After reading a few things about CSRF it's not really Apache's job to protect. The reason mod_security can protect against c/xsrf is because it actually inspects the request for a great many things. It's more the browsers and web apps job to make sure these things are coming from the right origin. Nothing should ever depend on the Referrer for granting anything because the headers can be forged.
That said, I suggest you read
OWASP's CSRF Prevention Cheat Sheet.
Also, there are Headers you can set to tell browsers how to behave when it comes to your server/site.
See
https://securityheaders.io/. Run a scan on your site and when you get your score, the page in the bottom section has links to explain the various headers. In the case of CSRF, XSS is not always required but quite often helps pull off the attack. There's a header for it. "X-XSS-Protection: 1; mode=block".
Another would be Referrer-Policy. It has a few options and the link for the explanation is also in that bottom section.
This is what I use on my server (which isn't this one).

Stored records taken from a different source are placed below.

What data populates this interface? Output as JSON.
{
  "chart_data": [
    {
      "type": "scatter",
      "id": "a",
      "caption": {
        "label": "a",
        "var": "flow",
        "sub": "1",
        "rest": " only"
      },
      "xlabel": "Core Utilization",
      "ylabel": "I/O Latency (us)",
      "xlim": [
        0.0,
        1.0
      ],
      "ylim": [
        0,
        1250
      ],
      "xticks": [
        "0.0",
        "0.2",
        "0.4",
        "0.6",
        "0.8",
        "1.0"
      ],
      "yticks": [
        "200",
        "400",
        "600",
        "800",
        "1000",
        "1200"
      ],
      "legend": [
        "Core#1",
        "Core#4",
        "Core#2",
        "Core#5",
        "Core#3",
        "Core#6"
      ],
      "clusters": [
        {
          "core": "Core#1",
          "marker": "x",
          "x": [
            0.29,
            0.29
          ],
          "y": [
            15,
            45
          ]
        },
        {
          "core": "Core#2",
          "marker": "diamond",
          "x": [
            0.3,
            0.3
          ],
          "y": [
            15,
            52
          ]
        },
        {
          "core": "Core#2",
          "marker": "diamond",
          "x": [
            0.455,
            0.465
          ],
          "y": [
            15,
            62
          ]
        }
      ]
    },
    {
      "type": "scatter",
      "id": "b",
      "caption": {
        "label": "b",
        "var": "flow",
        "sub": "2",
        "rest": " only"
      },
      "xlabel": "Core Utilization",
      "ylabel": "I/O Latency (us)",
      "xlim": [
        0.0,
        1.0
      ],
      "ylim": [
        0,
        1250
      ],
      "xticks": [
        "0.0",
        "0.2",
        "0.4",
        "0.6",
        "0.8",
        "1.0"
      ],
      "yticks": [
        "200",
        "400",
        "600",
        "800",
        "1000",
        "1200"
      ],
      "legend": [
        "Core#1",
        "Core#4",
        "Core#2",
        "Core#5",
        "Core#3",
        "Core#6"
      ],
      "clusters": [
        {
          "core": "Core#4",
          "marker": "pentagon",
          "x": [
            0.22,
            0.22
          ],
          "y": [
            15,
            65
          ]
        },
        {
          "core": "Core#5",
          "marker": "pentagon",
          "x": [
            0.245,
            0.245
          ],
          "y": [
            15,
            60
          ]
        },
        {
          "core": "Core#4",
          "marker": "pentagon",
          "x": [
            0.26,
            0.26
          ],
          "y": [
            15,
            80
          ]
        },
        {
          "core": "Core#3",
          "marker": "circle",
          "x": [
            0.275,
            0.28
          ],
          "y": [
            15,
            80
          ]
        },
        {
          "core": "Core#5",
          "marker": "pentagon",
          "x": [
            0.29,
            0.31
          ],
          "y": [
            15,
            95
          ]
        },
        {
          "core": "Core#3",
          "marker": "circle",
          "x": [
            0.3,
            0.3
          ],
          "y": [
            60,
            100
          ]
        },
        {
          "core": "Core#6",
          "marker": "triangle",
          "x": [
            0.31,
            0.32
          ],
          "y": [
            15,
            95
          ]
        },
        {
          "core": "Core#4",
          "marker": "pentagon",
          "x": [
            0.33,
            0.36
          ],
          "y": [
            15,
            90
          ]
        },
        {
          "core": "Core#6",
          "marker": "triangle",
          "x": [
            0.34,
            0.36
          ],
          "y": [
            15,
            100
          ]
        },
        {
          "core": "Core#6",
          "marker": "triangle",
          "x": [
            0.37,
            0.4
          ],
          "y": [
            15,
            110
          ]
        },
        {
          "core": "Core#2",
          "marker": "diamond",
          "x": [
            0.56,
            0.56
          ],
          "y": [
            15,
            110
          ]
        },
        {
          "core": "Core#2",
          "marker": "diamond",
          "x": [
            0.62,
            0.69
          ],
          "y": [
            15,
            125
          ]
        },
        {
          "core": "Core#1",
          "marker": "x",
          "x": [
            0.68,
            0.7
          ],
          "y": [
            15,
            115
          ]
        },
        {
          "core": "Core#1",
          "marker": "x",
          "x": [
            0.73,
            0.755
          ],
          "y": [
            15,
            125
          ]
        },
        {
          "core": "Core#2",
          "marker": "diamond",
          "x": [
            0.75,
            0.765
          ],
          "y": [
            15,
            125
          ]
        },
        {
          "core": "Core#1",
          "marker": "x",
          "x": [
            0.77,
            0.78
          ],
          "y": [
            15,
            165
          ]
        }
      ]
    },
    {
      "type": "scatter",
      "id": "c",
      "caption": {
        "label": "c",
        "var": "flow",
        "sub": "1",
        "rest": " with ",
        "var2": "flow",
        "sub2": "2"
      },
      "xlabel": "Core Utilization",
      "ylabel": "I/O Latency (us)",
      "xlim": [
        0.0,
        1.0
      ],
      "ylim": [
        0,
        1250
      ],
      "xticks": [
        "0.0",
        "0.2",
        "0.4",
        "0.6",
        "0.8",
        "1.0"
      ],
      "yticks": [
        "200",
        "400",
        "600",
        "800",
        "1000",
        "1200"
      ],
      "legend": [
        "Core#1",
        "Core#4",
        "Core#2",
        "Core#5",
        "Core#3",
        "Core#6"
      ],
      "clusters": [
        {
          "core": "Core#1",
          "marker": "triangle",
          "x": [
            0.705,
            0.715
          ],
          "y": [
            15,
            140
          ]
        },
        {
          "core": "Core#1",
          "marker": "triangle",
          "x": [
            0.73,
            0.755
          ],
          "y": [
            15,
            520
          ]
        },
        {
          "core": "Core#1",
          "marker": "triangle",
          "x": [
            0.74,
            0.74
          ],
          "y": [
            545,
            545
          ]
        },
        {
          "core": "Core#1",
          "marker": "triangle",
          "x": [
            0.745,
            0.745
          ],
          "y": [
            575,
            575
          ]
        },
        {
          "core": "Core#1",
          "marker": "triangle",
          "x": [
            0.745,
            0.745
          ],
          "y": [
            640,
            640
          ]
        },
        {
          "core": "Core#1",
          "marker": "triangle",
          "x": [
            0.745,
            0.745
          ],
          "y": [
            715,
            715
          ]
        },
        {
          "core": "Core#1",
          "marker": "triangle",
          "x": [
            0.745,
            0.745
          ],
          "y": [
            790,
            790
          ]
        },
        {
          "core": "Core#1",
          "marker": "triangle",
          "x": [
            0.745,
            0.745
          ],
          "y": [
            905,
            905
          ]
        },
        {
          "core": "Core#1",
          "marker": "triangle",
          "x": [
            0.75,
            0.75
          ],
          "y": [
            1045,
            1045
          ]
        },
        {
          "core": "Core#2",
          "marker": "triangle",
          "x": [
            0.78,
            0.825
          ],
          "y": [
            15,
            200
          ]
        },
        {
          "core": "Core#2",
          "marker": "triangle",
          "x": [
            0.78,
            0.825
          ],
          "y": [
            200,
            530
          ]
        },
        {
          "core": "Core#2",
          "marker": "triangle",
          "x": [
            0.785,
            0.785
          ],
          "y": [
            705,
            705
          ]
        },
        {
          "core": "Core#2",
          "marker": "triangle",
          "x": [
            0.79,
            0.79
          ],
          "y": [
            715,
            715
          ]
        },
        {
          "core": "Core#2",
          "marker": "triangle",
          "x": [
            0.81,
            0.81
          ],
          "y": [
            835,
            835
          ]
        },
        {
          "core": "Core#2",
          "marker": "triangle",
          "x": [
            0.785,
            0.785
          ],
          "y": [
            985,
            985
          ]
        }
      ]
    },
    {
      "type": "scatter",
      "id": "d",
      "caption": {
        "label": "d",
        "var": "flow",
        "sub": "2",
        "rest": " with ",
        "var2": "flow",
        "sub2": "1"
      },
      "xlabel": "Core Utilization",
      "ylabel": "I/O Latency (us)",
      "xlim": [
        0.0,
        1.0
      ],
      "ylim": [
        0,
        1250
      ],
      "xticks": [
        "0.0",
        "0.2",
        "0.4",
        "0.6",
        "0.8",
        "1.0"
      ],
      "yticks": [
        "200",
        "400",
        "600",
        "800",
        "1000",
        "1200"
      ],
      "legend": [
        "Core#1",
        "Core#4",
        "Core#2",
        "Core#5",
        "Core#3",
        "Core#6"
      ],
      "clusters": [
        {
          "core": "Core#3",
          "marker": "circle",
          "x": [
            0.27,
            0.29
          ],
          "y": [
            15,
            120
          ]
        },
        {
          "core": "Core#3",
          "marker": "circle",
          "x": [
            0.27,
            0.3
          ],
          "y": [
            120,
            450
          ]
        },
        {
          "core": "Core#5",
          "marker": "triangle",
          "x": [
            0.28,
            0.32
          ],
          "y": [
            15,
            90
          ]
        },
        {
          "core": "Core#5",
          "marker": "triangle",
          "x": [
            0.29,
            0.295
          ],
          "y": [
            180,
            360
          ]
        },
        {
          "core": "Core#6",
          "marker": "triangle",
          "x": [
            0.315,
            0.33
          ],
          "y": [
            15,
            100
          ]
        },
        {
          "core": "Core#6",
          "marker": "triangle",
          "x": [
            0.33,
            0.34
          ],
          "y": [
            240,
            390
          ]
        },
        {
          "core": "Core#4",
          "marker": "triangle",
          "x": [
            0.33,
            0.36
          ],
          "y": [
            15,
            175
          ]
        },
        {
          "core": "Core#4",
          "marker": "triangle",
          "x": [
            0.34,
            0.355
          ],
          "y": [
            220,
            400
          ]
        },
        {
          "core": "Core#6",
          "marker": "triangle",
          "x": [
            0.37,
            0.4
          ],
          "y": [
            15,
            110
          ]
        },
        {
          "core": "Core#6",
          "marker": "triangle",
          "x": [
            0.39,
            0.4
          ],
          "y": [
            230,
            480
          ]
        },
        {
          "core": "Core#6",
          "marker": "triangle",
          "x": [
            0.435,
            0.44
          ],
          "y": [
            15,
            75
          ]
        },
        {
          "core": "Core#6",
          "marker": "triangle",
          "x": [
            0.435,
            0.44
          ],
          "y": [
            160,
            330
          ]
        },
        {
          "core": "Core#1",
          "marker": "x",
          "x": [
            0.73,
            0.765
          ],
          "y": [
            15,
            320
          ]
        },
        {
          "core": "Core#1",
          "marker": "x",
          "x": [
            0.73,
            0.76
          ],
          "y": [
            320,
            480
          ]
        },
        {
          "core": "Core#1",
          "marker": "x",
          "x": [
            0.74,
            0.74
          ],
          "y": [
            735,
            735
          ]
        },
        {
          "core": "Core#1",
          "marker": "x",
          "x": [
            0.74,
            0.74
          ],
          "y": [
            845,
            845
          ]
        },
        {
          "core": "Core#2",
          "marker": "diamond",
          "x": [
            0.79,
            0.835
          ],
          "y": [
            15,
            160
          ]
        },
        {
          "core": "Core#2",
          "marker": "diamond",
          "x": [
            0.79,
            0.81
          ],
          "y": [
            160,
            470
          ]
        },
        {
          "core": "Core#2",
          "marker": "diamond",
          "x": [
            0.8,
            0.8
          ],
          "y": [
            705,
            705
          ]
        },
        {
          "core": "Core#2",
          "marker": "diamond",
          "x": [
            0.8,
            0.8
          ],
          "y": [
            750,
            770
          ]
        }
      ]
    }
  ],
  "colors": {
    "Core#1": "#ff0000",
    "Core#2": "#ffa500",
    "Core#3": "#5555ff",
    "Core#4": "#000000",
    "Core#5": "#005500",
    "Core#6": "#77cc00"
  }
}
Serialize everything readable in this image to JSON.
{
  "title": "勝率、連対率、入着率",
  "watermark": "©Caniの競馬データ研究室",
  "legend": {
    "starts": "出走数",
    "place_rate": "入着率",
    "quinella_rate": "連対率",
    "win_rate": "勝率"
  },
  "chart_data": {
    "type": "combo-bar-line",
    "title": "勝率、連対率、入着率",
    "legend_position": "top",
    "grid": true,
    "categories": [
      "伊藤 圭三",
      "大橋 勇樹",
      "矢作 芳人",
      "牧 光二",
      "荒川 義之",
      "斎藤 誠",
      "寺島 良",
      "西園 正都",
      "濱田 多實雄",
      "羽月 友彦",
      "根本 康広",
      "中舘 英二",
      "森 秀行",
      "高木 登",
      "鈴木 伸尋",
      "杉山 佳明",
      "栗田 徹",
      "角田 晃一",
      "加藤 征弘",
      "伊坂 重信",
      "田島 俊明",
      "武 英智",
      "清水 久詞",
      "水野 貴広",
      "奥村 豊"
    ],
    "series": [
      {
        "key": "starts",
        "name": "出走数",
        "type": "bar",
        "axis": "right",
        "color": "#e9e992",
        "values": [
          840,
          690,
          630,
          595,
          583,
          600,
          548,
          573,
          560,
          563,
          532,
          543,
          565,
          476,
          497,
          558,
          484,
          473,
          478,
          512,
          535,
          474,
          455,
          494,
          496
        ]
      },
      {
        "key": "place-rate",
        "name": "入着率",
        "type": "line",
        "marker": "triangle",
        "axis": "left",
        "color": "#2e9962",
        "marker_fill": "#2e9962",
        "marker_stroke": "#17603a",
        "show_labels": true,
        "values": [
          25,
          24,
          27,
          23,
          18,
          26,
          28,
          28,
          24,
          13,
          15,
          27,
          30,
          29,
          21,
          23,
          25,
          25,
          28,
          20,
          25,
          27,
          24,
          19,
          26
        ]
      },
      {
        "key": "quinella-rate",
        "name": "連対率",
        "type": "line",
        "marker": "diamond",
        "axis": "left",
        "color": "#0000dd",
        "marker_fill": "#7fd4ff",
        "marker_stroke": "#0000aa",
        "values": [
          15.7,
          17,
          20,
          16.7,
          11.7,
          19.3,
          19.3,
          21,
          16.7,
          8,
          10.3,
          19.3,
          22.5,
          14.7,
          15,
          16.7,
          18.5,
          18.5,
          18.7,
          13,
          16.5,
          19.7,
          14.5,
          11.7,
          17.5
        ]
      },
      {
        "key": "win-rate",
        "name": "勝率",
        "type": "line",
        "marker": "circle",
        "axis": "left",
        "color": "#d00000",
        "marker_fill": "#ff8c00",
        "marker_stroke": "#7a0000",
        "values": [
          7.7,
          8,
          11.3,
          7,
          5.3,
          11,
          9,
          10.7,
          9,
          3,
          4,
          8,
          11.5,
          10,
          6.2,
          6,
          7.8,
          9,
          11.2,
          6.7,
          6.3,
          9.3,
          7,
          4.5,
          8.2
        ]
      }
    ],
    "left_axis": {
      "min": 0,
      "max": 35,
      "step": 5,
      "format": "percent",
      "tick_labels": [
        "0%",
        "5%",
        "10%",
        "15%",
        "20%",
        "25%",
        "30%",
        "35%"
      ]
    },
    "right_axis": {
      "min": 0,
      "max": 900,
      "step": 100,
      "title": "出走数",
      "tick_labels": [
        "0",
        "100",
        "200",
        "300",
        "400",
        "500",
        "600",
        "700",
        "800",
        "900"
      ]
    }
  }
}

Header set Content-Security-Policy "default-src 'self' mydomain.net *.mydomain.net; img-src 'self' data:; style-src 'self' mydomain.net *.mydomain.net; frame-ancestors 'self'"
Header always set X-Xss-Protection "1; mode=block"
Header always set X-Content-Type-Options "nosniff"
Header always set Referrer-Policy "strict-origin-when-cross-origin"
Header always set Expect-CT "max-age=30; report-uri=\"https://www.mydomain.net/ct/report\""
Header always set X-Frame-Options SAMEORIGIN
Header always set Strict-Transport-Security "max-age=63072000;"
I get an A+ grade at securityheaders.io.